According to interim NMC president Frankie Eliptico, it was only the locally funded employees that were earning less than 32 hours per week that were affected, while the federally funded employees remained at 40 hours per week. The locally funded staff were on a 64-hour biweekly schedule in fiscal years 2019 and 2020 prior to going back to 80 hours.
“We are thankful to the governor’s allocation of CARES [Act] education funds to NMC that helped the college resume 80 hours,” said Eliptico. “The funds helped the college significantly, especially as the institution continues to post strong enrollment numbers and more students are looking to NMC for their personal and professional growth
Aside from the reduced work hours, the college had also implemented cost-saving measures in 2019 and 2020. That included a reduction in expenditures for supplies, equipment, and other operations-related expenses; non-federal hiring, and restrictions on travel.
Yet even if employees were on austerity, Eliptico said they wanted to make sure that “the students didn’t feel the austerity.” That meant not a single class was cancelled.
Eliptico also disclosed that because of the reduced hours, it took a while for the college to go through with the demolition of the 13 of the 37 buildings that were destroyed by Super Typhoon Yutu in October 2018. These were buildings A, B, C, D, E, F, G, H, I, J, Q, R, and S.
“We’ve been on a reduced operation and that has been really difficult for the institution, because we have, unlike many other institutions or agencies or organizations, been working to rebuild our campus, and with very limited hours, it’s hard to expedite a lot of contracts, procurement, and activities if your employees are at reduced hours,” said Eliptico.

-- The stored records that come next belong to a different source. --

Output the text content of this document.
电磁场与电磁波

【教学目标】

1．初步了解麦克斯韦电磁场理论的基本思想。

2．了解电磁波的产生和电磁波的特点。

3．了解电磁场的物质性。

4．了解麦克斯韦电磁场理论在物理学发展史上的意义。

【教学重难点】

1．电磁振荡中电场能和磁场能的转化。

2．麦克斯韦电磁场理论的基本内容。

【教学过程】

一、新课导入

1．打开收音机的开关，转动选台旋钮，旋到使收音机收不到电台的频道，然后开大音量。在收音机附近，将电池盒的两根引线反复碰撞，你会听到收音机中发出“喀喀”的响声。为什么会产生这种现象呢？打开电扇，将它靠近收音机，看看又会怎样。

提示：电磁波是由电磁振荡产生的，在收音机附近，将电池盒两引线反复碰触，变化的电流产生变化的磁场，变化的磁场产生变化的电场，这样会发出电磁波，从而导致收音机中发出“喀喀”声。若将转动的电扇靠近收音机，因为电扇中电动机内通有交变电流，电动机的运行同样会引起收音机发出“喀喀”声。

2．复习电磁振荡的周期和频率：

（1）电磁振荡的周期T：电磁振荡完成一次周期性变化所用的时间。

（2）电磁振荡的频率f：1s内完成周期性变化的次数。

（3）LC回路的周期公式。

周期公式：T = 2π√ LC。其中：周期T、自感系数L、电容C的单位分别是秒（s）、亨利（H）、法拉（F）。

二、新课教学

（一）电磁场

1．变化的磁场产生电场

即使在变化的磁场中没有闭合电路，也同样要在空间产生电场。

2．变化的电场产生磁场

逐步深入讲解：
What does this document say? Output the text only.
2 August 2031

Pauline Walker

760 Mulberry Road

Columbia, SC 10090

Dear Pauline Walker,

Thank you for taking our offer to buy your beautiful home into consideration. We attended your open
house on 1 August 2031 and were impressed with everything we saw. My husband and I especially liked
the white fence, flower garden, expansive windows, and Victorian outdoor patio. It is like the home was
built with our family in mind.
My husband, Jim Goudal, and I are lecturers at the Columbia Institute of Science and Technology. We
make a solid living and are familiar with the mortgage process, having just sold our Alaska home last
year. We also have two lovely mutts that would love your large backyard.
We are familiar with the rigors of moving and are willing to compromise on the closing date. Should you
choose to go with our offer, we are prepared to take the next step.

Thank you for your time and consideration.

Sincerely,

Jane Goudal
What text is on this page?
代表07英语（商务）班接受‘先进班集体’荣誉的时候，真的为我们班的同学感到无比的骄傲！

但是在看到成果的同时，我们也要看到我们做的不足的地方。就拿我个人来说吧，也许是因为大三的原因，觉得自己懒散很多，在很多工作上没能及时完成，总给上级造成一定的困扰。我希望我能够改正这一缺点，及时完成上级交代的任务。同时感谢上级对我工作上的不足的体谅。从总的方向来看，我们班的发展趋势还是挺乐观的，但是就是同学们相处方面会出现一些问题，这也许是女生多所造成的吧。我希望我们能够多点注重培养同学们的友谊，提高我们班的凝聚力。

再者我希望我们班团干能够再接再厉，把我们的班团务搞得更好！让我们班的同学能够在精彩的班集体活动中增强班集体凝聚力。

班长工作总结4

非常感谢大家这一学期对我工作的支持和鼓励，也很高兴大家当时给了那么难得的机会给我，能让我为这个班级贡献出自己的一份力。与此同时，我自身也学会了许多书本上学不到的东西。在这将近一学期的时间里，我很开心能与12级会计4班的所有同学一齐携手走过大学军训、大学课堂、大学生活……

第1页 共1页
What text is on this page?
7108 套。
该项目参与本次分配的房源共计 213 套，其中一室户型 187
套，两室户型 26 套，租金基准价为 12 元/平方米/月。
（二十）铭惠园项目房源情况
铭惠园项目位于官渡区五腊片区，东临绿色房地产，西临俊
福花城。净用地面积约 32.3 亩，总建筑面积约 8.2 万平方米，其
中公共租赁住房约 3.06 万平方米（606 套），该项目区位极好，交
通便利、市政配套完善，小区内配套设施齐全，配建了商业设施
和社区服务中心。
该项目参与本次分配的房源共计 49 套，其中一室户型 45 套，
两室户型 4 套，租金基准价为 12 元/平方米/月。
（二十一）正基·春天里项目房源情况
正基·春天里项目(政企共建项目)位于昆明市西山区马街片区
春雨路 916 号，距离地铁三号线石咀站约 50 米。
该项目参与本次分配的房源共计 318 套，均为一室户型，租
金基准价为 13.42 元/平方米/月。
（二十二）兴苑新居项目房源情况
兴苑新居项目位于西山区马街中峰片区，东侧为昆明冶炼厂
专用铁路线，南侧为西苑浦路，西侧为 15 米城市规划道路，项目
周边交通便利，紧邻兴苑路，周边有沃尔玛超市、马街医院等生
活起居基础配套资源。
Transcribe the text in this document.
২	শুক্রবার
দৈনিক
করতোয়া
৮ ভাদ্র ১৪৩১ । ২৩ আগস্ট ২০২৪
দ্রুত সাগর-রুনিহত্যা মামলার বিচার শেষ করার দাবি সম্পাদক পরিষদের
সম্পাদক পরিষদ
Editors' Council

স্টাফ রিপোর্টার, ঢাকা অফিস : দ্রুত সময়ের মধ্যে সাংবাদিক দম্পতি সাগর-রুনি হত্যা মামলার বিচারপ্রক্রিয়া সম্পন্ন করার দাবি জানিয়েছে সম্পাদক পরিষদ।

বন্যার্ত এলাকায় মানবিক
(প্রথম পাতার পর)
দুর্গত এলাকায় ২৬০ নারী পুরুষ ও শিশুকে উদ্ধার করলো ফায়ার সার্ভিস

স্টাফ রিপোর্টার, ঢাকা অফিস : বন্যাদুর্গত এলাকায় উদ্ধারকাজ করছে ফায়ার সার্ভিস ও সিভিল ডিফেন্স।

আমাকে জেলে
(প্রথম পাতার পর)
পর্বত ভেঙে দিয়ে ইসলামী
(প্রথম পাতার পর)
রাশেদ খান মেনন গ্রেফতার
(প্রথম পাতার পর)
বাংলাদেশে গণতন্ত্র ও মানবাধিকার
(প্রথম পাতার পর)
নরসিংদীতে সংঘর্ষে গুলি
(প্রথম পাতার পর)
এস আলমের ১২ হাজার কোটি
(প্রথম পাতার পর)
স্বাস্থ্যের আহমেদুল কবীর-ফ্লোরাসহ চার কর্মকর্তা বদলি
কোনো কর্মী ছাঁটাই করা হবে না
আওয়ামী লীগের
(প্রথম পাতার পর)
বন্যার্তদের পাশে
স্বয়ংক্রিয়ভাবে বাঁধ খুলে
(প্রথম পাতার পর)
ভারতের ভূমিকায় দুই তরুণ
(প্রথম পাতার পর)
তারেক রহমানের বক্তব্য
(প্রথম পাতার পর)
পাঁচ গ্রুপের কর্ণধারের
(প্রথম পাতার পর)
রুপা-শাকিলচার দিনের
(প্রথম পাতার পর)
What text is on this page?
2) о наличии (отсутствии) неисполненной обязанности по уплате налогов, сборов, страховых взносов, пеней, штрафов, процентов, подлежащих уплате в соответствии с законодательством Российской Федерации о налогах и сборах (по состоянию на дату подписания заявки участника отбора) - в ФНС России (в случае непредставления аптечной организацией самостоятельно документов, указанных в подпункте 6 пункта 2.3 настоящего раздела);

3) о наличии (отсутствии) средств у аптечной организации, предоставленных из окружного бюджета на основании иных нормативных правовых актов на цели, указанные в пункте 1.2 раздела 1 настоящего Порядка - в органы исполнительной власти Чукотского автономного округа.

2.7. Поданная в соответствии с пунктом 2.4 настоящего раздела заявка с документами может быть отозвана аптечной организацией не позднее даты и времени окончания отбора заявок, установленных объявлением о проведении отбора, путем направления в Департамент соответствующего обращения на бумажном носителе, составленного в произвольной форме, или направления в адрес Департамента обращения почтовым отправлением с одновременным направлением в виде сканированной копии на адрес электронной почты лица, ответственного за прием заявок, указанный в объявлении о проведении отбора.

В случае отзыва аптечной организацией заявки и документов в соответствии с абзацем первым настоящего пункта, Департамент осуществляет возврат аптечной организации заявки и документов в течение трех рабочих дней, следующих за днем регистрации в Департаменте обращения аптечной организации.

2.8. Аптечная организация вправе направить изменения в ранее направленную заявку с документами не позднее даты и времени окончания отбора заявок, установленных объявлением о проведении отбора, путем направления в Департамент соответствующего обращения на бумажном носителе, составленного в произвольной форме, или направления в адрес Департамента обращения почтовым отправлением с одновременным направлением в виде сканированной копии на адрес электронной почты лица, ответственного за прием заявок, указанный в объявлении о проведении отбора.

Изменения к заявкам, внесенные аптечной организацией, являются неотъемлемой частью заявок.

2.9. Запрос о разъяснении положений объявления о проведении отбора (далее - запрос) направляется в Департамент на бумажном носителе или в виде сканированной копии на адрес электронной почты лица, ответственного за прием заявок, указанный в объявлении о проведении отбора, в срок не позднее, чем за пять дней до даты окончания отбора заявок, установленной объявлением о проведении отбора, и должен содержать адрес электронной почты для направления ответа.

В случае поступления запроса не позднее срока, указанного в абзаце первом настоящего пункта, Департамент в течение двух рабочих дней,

Eliptico said he’s thankful to the Palacios-Torres administration, Delegate Gregorio Kilili C. Sablan (Ind-MP), and the U.S. Congress for the CARES Act, which helped NMC resume 80 hours.
NMC recently completed its demolition of the 13 buildings and is now moving on with the next phase of rebuilding. According to Eliptico, they are already moving forward with the facilities master plan, which will establish the blueprint of future buildings of the campus. They expect to finish the main building—which NMC refers to as the flagship building—by 2022.
“We are thankful to the U.S. Department of Education, the governor, the NMC Board of Regents, the guidance of regulatory agencies, and other for their support and help with our recovery activities,” said Eliptico.